Without yet delving into the data presented, I already
questioned the strength of this paper’s claim. A causal relationship is a heavy
assertion, and the tests and trials must be well conducted. A casual conclusion
brings to mind an interventional trial, ideally a randomized control trial, but
in the context of what is being studied, the researchers studied patients
already suitable for the case instead, the ones who have acquired resistance to
cetuximab. Only 21 patients were used in the study, possibly questioning the credibility of the conclusion.

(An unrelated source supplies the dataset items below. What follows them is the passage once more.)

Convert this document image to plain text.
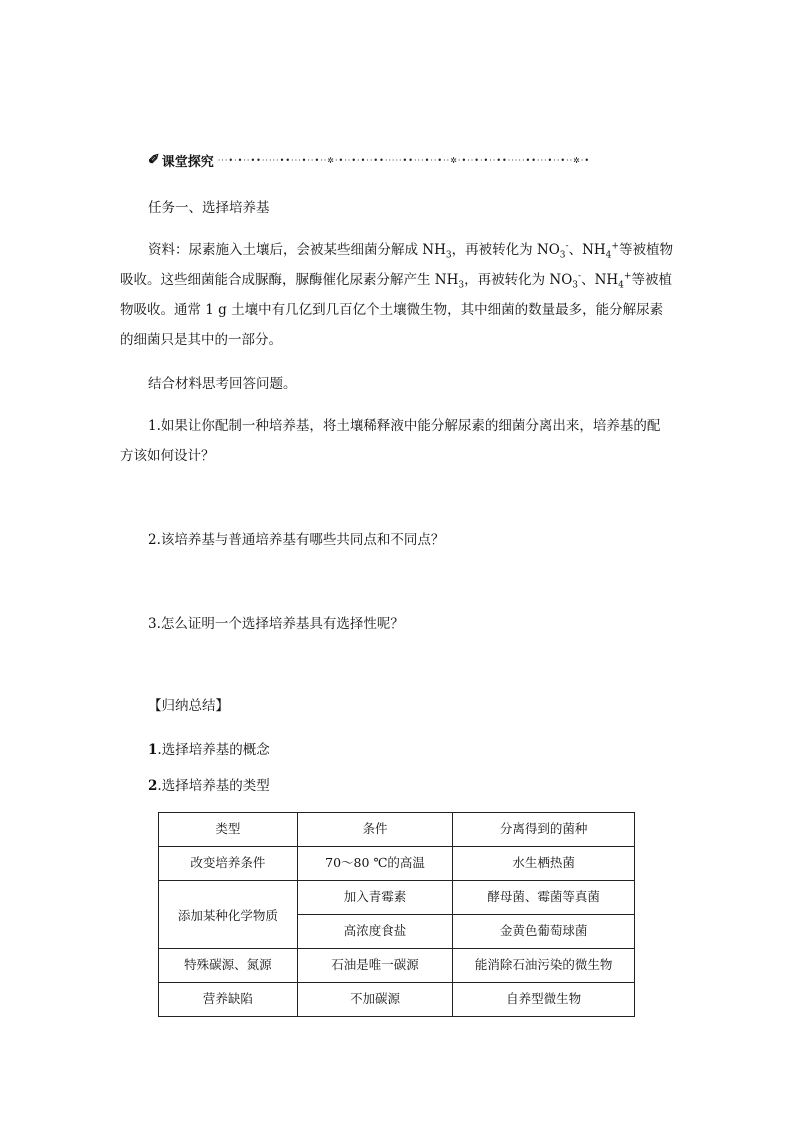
✐ 课堂探究 ···•·•··••·····••···•··•··✲·•··•·•··••·····••···•··•··✲·•··•·•··••·····••···•··•··✲·•
任务一、选择培养基
资料：尿素施入土壤后，会被某些细菌分解成 $NH_3$，再被转化为 $NO_3^-$、$NH_4^+$等被植物
吸收。这些细菌能合成脲酶，脲酶催化尿素分解产生 $NH_3$，再被转化为 $NO_3^-$、$NH_4^+$等被植
物吸收。通常 1 g 土壤中有几亿到几百亿个土壤微生物，其中细菌的数量最多，能分解尿素
的细菌只是其中的一部分。
结合材料思考回答问题。
1.如果让你配制一种培养基，将土壤稀释液中能分解尿素的细菌分离出来，培养基的配
方该如何设计？
2.该培养基与普通培养基有哪些共同点和不同点？
3.怎么证明一个选择培养基具有选择性呢？
【归纳总结】
1.选择培养基的概念
2.选择培养基的类型
类型	条件	分离得到的菌种
改变培养条件	70～80 ℃的高温	水生栖热菌
添加某种化学物质	加入青霉素	酵母菌、霉菌等真菌
	高浓度食盐	金黄色葡萄球菌
特殊碳源、氮源	石油是唯一碳源	能消除石油污染的微生物
营养缺陷	不加碳源	自养型微生物
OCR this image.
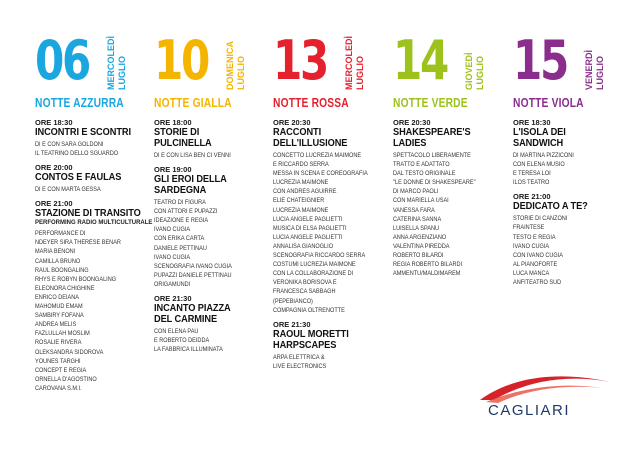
06 MERCOLEDÌ LUGLIO
NOTTE AZZURRA
ORE 18:30
INCONTRI E SCONTRI
DI E CON SARA GOLDONI
IL TEATRINO DELLO SGUARDO
ORE 20:00
CONTOS E FAULAS
DI E CON MARTA GESSA
ORE 21:00
STAZIONE DI TRANSITO
PERFORMING RADIO MULTICULTURALE
PERFORMANCE DI
NDEYER SIRA THÉRÈSE BENAR
MARIA BENONI
CAMILLA BRUNO
RAUL BOONGALING
RHYS E ROBYN BOONGALING
ELEONORA CHIGHINE
ENRICO DEIANA
MAHOMUD EMAM
SAMBIRY FOFANA
ANDREA MELIS
FAZLULLAH MOSLIM
ROSALIE RIVERA
OLEKSANDRA SIDOROVA
YOUNES TARGHI
CONCEPT E REGIA
ORNELLA D'AGOSTINO
CAROVANA S.M.I.
10 DOMENICA LUGLIO
NOTTE GIALLA
ORE 18:00
STORIE DI
PULCINELLA
DI E CON LISA BEN CI VENNI
ORE 19:00
GLI EROI DELLA
SARDEGNA
TEATRO DI FIGURA
CON ATTORI E PUPAZZI
IDEAZIONE E REGIA
IVANO CUGIA
CON ERIKA CARTA
DANIELE PETTINAU
IVANO CUGIA
SCENOGRAFIA IVANO CUGIA
PUPAZZI DANIELE PETTINAU
ORIGAMUNDI
ORE 21:30
INCANTO PIAZZA
DEL CARMINE
CON ELENA PAU
E ROBERTO DEIDDA
LA FABBRICA ILLUMINATA
13 MERCOLEDÌ LUGLIO
NOTTE ROSSA
ORE 20:30
RACCONTI
DELL'ILLUSIONE
CONCETTO LUCREZIA MAIMONE
E RICCARDO SERRA
MESSA IN SCENA E COREOGRAFIA
LUCREZIA MAIMONE
CON ANDRÈS AGUIRRE
ELIE CHATEIGNIER
LUCREZIA MAIMONE
LUCIA ANGELE PAGLIETTI
MUSICA DI ELSA PAGLIETTI
LUCIA ANGELE PAGLIETTI
ANNALISA GIANOGLIO
SCENOGRAFIA RICCARDO SERRA
COSTUMI LUCREZIA MAIMONE
CON LA COLLABORAZIONE DI
VERONIKA BORISOVA E
FRANCESCA SABBAGH
(PEPEBIANCO)
COMPAGNIA OLTRENOTTE
ORE 21:30
RAOUL MORETTI
HARPSCAPES
ARPA ELETTRICA &
LIVE ELECTRONICS
14 GIOVEDÌ LUGLIO
NOTTE VERDE
ORE 20:30
SHAKESPEARE'S
LADIES
SPETTACOLO LIBERAMENTE
TRATTO E ADATTATO
DAL TESTO ORIGINALE
"LE DONNE DI SHAKESPEARE"
DI MARCO PAOLI
CON MARIELLA USAI
VANESSA FARA
CATERINA SANNA
LUISELLA SPANU
ANNA ARGENZIANO
VALENTINA PIREDDA
ROBERTO BILARDI
REGIA ROBERTO BILARDI
AMMENTU/MALDIMAREM
15 VENERDÌ LUGLIO
NOTTE VIOLA
ORE 18:30
L'ISOLA DEI
SANDWICH
DI MARTINA PIZZICONI
CON ELENA MUSIO
E TERESA LOI
ILOS TEATRO
ORE 21:00
DEDICATO A TE?
STORIE DI CANZONI
FRAINTESE
TESTO E REGIA
IVANO CUGIA
CON IVANO CUGIA
AL PIANOFORTE
LUCA MANCA
ANFITEATRO SUD
CAGLIARI
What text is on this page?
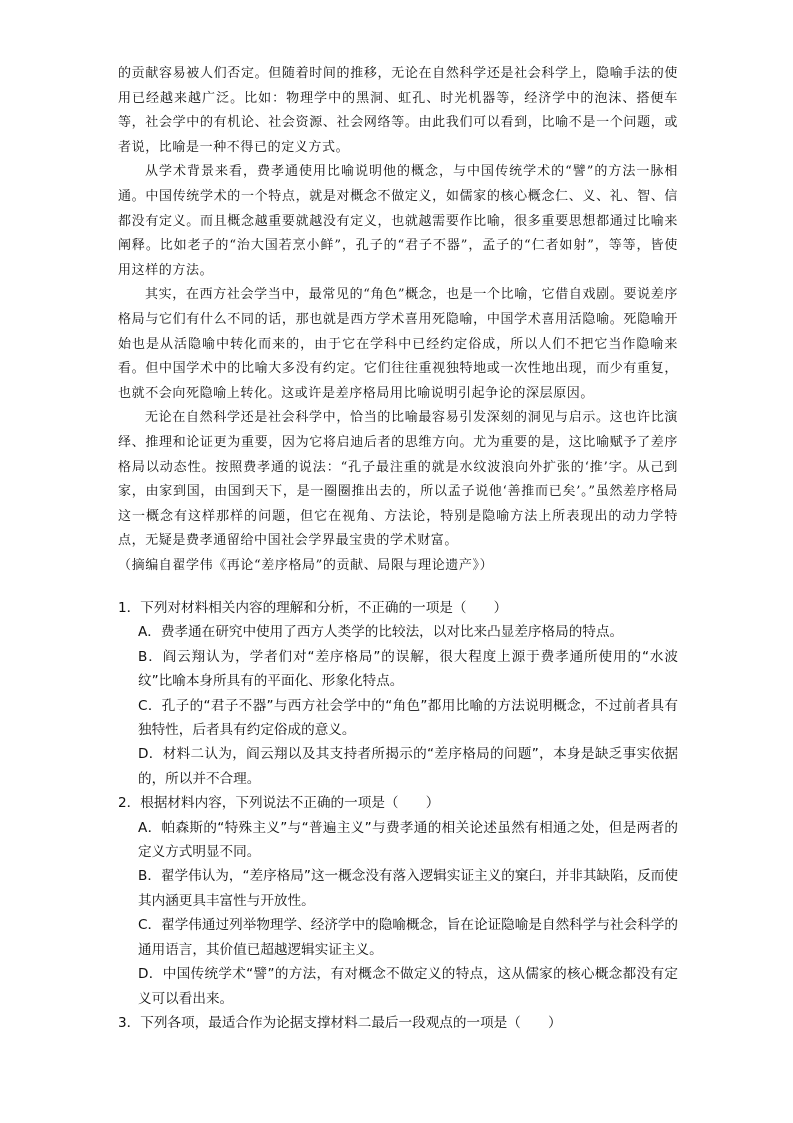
的贡献容易被人们否定。但随着时间的推移，无论在自然科学还是社会科学上，隐喻手法的使用已经越来越广泛。比如：物理学中的黑洞、虹孔、时光机器等，经济学中的泡沫、搭便车等，社会学中的有机论、社会资源、社会网络等。由此我们可以看到，比喻不是一个问题，或者说，比喻是一种不得已的定义方式。

从学术背景来看，费孝通使用比喻说明他的概念，与中国传统学术的“譬”的方法一脉相通。中国传统学术的一个特点，就是对概念不做定义，如儒家的核心概念仁、义、礼、智、信都没有定义。而且概念越重要就越没有定义，也就越需要作比喻，很多重要思想都通过比喻来阐释。比如老子的“治大国若烹小鲜”，孔子的“君子不器”，孟子的“仁者如射”，等等，皆使用这样的方法。

其实，在西方社会学当中，最常见的“角色”概念，也是一个比喻，它借自戏剧。要说差序格局与它们有什么不同的话，那也就是西方学术喜用死隐喻，中国学术喜用活隐喻。死隐喻开始也是从活隐喻中转化而来的，由于它在学科中已经约定俗成，所以人们不把它当作隐喻来看。但中国学术中的比喻大多没有约定。它们往往重视独特地或一次性地出现，而少有重复，也就不会向死隐喻上转化。这或许是差序格局用比喻说明引起争论的深层原因。

无论在自然科学还是社会科学中，恰当的比喻最容易引发深刻的洞见与启示。这也许比演绎、推理和论证更为重要，因为它将启迪后者的思维方向。尤为重要的是，这比喻赋予了差序格局以动态性。按照费孝通的说法：“孔子最注重的就是水纹波浪向外扩张的‘推’字。从己到家，由家到国，由国到天下，是一圈圈推出去的，所以孟子说他‘善推而已矣’。”虽然差序格局这一概念有这样那样的问题，但它在视角、方法论，特别是隐喻方法上所表现出的动力学特点，无疑是费孝通留给中国社会学界最宝贵的学术财富。

（摘编自翟学伟《再论“差序格局”的贡献、局限与理论遗产》）

1．下列对材料相关内容的理解和分析，不正确的一项是（　　）

A．费孝通在研究中使用了西方人类学的比较法，以对比来凸显差序格局的特点。

B．阎云翔认为，学者们对“差序格局”的误解，很大程度上源于费孝通所使用的“水波纹”比喻本身所具有的平面化、形象化特点。

C．孔子的“君子不器”与西方社会学中的“角色”都用比喻的方法说明概念，不过前者具有独特性，后者具有约定俗成的意义。

D．材料二认为，阎云翔以及其支持者所揭示的“差序格局的问题”，本身是缺乏事实依据的，所以并不合理。

2．根据材料内容，下列说法不正确的一项是（　　）

A．帕森斯的“特殊主义”与“普遍主义”与费孝通的相关论述虽然有相通之处，但是两者的定义方式明显不同。

B．翟学伟认为，“差序格局”这一概念没有落入逻辑实证主义的窠臼，并非其缺陷，反而使其内涵更具丰富性与开放性。

C．翟学伟通过列举物理学、经济学中的隐喻概念，旨在论证隐喻是自然科学与社会科学的通用语言，其价值已超越逻辑实证主义。

D．中国传统学术“譬”的方法，有对概念不做定义的特点，这从儒家的核心概念都没有定义可以看出来。

3．下列各项，最适合作为论据支撑材料二最后一段观点的一项是（　　）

In addition, the authors state in the abstract that 60% of
cases with patients who grew resistance had secondary KRAS mutations. What about the other 40% of patients? If their
resistance was not caused by a KRAS mutation,
could that same reason also be affecting the other 60%? This leads to my next thought, which would be how the researchers eliminated other proteins in
the signaling pathway related to EGFR, or other factors, and found KRAS to be the culprit. Also, the
molecular basis for the acquired resistance remains unknown, adding to the
pressure of the accuracy of the clinical trials.
For my next blog post,
I will dive deeper into this paper and look closely at the study’s data sets to
reevaluate my initial concerns.
References:
Sandra Misale,
Rona Yaeger,
Sebastijan
Hobor, Elisa Scala,
Manickam
Janakiraman, David Liska,
Emanuele
Valtorta, Roberta
Schiavo, Michela
Buscarino, Giulia
Siravegna, Katia
Bencardino, Andrea Cercek,
Chin-Tung
Chen, Silvio
Veronese, Carlo Zanon,
Andrea
Sartore-Bianchi, Marcello
Gambacorta, Margherita
Gallicchio, Efsevia
Vakiani, Valentina
Boscaro, Enzo Medico,
Martin Weiser,
Salvatore
Siena, Federica Di
Nicolantonio, David Solit,
and Alberto
Bardelli. “Emergence of KRAS
mutations and acquired resistance to anti EGFR therapy in colorectal cancer.”
Nature (2012) 486:7404. Web May 3, 2014.